How do photographers make their voice heard in a era saturated with millions of images? By forming a photo collective, a group of photographers with a common vision or subject matter. Photographers pool their talents and expertise to make a larger impact.
The idea is an old one. Magnum Photos set the tone for post-war photography, creating iconic images of war and conflict that still resonate today. And it’s a photo collective, owned and operated by the top editorial photographers in the world.
Slightly less famous is The Rooftop Collective, a gang of seven with a shared interest in lifestyle photography (i.e., gorgeous photos of food and drink). Growing out of the much-larger InstagramDC group, the collective had their first show recently at Black Whiskey, a nouveau dive on 14th Street in Washington, DC. Being friends with the group, I was glad to attend – and take some photos with my trusty Canon G9X.
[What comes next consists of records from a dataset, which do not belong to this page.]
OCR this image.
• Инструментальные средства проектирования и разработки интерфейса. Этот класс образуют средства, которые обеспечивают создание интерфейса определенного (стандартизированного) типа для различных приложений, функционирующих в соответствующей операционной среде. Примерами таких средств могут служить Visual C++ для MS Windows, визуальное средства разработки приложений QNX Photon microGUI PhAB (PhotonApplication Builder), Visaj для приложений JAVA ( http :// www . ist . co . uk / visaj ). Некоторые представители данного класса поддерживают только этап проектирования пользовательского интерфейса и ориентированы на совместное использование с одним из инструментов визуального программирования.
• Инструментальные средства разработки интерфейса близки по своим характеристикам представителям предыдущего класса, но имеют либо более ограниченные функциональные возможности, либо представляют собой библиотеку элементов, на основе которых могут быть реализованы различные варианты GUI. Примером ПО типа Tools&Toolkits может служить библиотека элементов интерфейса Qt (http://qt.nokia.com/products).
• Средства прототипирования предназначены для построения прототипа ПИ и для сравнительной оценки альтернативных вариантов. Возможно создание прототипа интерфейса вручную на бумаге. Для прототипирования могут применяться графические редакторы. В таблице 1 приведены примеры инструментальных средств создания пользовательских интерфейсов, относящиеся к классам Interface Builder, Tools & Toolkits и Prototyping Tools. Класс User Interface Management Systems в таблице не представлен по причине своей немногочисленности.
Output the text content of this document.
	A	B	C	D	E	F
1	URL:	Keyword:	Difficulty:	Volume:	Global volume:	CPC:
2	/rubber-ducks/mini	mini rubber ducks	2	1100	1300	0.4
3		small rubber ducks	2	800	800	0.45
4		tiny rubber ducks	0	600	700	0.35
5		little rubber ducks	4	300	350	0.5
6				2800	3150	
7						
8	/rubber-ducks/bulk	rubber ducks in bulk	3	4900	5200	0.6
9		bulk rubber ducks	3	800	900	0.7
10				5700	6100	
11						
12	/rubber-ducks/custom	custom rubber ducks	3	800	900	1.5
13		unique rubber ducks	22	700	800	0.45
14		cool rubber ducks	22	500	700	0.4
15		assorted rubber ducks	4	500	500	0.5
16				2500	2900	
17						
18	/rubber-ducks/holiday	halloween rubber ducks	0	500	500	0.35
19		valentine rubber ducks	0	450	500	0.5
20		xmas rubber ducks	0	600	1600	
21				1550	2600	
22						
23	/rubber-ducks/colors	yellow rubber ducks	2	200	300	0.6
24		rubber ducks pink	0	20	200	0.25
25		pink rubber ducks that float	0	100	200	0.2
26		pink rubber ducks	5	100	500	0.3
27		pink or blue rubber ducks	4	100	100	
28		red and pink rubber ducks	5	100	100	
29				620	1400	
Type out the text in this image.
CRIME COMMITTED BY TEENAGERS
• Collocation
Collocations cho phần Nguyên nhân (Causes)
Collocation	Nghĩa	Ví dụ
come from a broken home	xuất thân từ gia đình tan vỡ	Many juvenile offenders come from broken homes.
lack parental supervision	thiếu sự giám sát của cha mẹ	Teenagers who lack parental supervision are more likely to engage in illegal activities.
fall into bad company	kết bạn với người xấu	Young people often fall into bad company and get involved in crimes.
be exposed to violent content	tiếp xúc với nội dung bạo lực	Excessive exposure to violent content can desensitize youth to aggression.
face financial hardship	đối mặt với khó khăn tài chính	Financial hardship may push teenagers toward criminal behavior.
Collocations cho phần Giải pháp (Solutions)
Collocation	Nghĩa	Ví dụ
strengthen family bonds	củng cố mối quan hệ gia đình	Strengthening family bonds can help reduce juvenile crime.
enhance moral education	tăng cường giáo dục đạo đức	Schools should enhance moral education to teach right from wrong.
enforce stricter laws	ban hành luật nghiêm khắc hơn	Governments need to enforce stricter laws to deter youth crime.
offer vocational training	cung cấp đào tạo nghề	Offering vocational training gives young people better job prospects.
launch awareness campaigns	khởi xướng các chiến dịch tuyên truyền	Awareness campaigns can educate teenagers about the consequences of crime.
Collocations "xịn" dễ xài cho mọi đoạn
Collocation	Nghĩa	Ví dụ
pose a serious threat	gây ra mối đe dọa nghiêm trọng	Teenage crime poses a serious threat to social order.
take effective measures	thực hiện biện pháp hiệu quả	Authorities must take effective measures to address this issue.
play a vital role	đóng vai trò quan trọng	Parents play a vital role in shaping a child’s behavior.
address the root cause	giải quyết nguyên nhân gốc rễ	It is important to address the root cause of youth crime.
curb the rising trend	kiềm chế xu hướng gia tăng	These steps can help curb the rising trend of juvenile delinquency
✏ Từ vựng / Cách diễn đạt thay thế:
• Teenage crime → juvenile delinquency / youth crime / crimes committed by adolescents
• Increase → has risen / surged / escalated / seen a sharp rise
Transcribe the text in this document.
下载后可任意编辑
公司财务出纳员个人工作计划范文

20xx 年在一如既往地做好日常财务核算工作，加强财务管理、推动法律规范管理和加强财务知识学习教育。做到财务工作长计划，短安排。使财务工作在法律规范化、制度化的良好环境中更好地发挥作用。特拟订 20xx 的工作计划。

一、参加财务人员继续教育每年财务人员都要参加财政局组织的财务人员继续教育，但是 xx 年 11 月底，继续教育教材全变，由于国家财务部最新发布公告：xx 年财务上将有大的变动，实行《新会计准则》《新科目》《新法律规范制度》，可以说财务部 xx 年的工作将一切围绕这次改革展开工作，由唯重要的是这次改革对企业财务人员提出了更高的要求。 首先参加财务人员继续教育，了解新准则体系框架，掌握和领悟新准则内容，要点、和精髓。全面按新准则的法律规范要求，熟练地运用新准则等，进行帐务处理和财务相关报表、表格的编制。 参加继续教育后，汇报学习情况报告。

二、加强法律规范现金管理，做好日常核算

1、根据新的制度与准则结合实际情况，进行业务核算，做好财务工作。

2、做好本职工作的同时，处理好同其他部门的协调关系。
There are a lot of advantages to being part of a collective. Putting on an individual show is a daunting effort. Providing a few photos for a group show is much easier. Collective members share their experience in framing, staging, marketing and outreach.
Being part of a collective is also a third-party endorsement, even if it’s self-created. If you like one Rooftop Collective photographer, you’ll probably like another, for the photographers have been selected for a similar vision.
The biggest benefit, however, is the power of the network. The show at Black Whiskey was packed for the group could draw upon their combined social networks. With seven members, that’s a lot of invites going out and a lot of exposure for photographers in the collective.
By pooling their contacts, resources and skills, the Rooftop Collective can make a much bigger impact as a group than they ever could do individually.
Comrades, the future is the (photography) collective!